On December 4, for the second weekend in a row, citizens gathered to protest against the adoption of the Law on Expropriation and the Law on Referendum, and the implementation of the Rio Tinto Jadar project.
Citizens blocked roads in Belgrade, Novi Sad, Niš and dozens of smaller cities in Serbia for two hours.
Protest was organised by of the Ecological Uprising, the Open Civic Platform “Action”, Don’t let Belgrade D(r)own movement, Kreni-Promeni, and supported by a number of environmental and civic organizations and initiatives. On Sunday evening, Nebojsa Zelenović from the “Action” platform stated that over one hundred thousand citizens took part in the blockade.
The manifestation of civil disobedience went on peacefully and mostly without incidents, with a few exceptions. There was a provocation in Novi Sad when a brick was thrown at those gathered; a number of protesters retaliated against the attacker, after which a fight broke out in which four people have been injured. In the city of Vranje, a motorcyclist tried to break through the crowd, and in New Belgrade a citizen was knocked down by a car.
Several attacks on media representatives also occured. During reporting from the protest in Belgrade, a journalist working for the Fonet agency, Davor Lukač, was attacked; in Novi Sad VOICE cameraman Vladimir Šper was pepper-sprayed, and in Valjevo city cameraman of TV Valjevo plus, Aleksandar Milinković, was punched.
Although the representatives of the Ministry of Internal Affairs announced last week that they would react harshly to the protests, which they even called fascist, the gathering was marked by an almost complete absence of uniformed persons.
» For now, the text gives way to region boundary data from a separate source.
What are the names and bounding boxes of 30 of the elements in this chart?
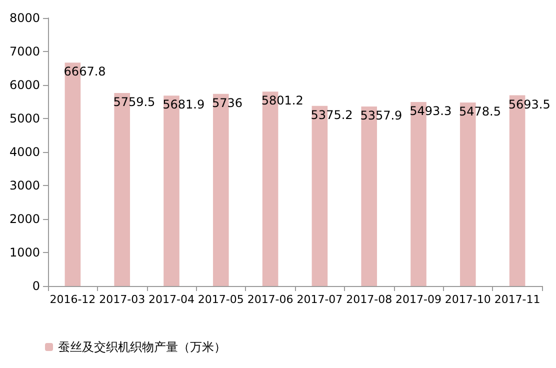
x-tick-label: 2016-12: [50, 293, 96, 306]
x-tick-label: 2017-06: [247, 293, 294, 306]
x-tick-label: 2017-10: [444, 293, 491, 306]
data-label: 5736: [212, 96, 243, 110]
y-tick-label: 6000: [9, 78, 40, 92]
x-tick-label: 2017-05: [198, 293, 244, 306]
y-tick-label: 0: [32, 279, 40, 293]
data-label: 5357.9: [360, 108, 402, 123]
y-tick-label: 2000: [9, 212, 40, 226]
y-tick-label: 1000: [9, 246, 40, 260]
data-label: 5681.9: [162, 98, 205, 112]
y-tick-label: 3000: [9, 178, 40, 192]
y-tick-label: 8000: [9, 11, 40, 25]
x-tick-label: 2017-04: [148, 293, 194, 306]
data-label: 5478.5: [458, 104, 501, 118]
y-tick-label: 7000: [9, 44, 40, 58]
data-label: 5759.5: [113, 95, 156, 110]
x-tick-label: 2017-08: [346, 293, 392, 306]
y-tick-label: 5000: [9, 112, 40, 126]
x-tick-label: 2017-09: [396, 293, 442, 306]
data-label: 5375.2: [310, 108, 353, 122]
data-label: 5801.2: [261, 94, 304, 108]
data-label: 5493.3: [410, 104, 452, 118]
x-tick-label: 2017-03: [99, 293, 146, 306]
data-label: 5693.5: [508, 97, 550, 112]
data-label: 6667.8: [64, 64, 106, 79]
x-tick-label: 2017-11: [494, 293, 540, 306]
legend-label: 蚕丝及交织机织物产量（万米）: [58, 340, 226, 354]
x-tick-label: 2017-07: [296, 293, 343, 306]
y-tick-label: 4000: [9, 145, 40, 159]
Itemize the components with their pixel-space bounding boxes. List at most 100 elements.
The participants testified that a large number of plainclothes police officers attended the protest. Saturday morning the police visited the homes of those who called for the protest via social networks In several places in Serbia.
The biggest blockade, in which several thousand people took part, took place on the Gazela Bridge in Belgrade. Pictures of the blocked E-75 highway flooded the internet, while locally pro-regime media have tried to downplay the scope and significance of the protests in their reports.
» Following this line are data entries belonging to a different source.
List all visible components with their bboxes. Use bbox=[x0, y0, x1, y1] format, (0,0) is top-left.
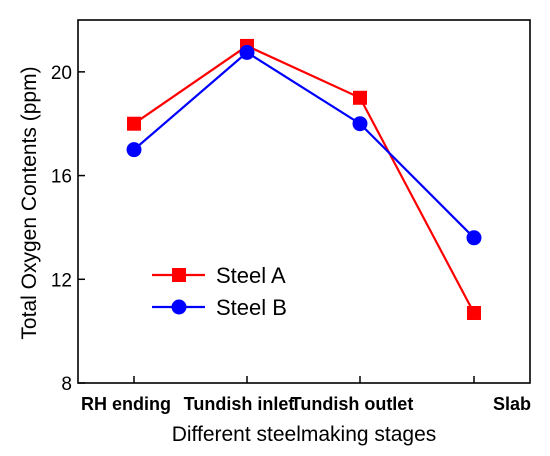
x-tick-label: Tundish inlet bbox=[184, 394, 295, 414]
plot-frame bbox=[77, 19, 531, 384]
y-axis-ticks: 8 12 16 20 bbox=[51, 63, 85, 395]
y-tick-label: 8 bbox=[61, 374, 72, 395]
data-point-steel-a bbox=[127, 116, 141, 131]
x-tick-label: RH ending bbox=[81, 394, 171, 414]
x-tick-label: Tundish outlet bbox=[291, 394, 414, 414]
legend-marker-steel-a bbox=[172, 268, 186, 282]
series-line-steel-a bbox=[133, 44, 475, 314]
y-tick-label: 20 bbox=[51, 63, 72, 84]
data-point-steel-a bbox=[353, 90, 367, 105]
y-tick-label: 16 bbox=[51, 167, 72, 188]
series-layer bbox=[126, 38, 482, 320]
data-point-steel-a bbox=[467, 305, 481, 320]
legend: Steel A Steel B bbox=[152, 263, 287, 320]
data-point-steel-b bbox=[352, 116, 368, 132]
data-point-steel-b bbox=[466, 230, 482, 246]
legend-label-steel-a: Steel A bbox=[216, 263, 286, 288]
legend-marker-steel-b bbox=[171, 299, 187, 315]
x-tick-label: Slab bbox=[493, 394, 531, 414]
y-axis-title: Total Oxygen Contents (ppm) bbox=[18, 66, 41, 339]
data-point-steel-b bbox=[239, 44, 255, 60]
x-axis-title: Different steelmaking stages bbox=[172, 423, 437, 446]
data-point-steel-b bbox=[126, 142, 142, 158]
y-tick-label: 12 bbox=[51, 270, 72, 291]
legend-label-steel-b: Steel B bbox=[216, 295, 287, 320]
series-line-steel-b bbox=[133, 51, 475, 239]
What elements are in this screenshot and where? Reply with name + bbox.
On Saturday, Serbian President Aleksandar Vučić met with a group of locals in Gornje Nedeljice, one of the villages endangered by the planned mining. On that occasion, he made a public promise that he would try to engage “in making a new Law on Amendments to the Law on Expropriation”, on which the Assembly would decide by urgent procedure, RFE reports. Vučić also promised that he would demand that the tailings be removed from the plan, which the representatives of the opposition assessed as relativizing the problem.
In the meantime, the lower trial court in Valjevo city passed a temporary decision banning the work of the company Euro Lithium Balkans until the end of the court case initiated by the “March from Kolubara” movement before the Ministry of Mining and Energy, N1 reported.
The deadline for signing the Law on Expropriation—which is still awaiting the president’s signature—is Friday, December 10. Protest organizers have called for a new roadblock if the signing does take place. Some of the organizers added new requests to the list.
Namely, Nebojsa Zelenović from the party Together for Serbia and the Open Civic Platform “Action” said at a press conference on Sunday that the green-left bloc, in addition to withdrawing the disputed laws, will demand that a “law deleting the plans for the mine in Jadar” be passed and that the members of the Regulatory Authority of Electronic Media (REM) council step down from duty. The immediate reason for the request for their dismissal is the statement of the president of the REM council, Olivera Zekić, that the protesters were bandits who should be arrested, Zelenović said at the press conference. The proposal to expand the list of demands has caused public controversy.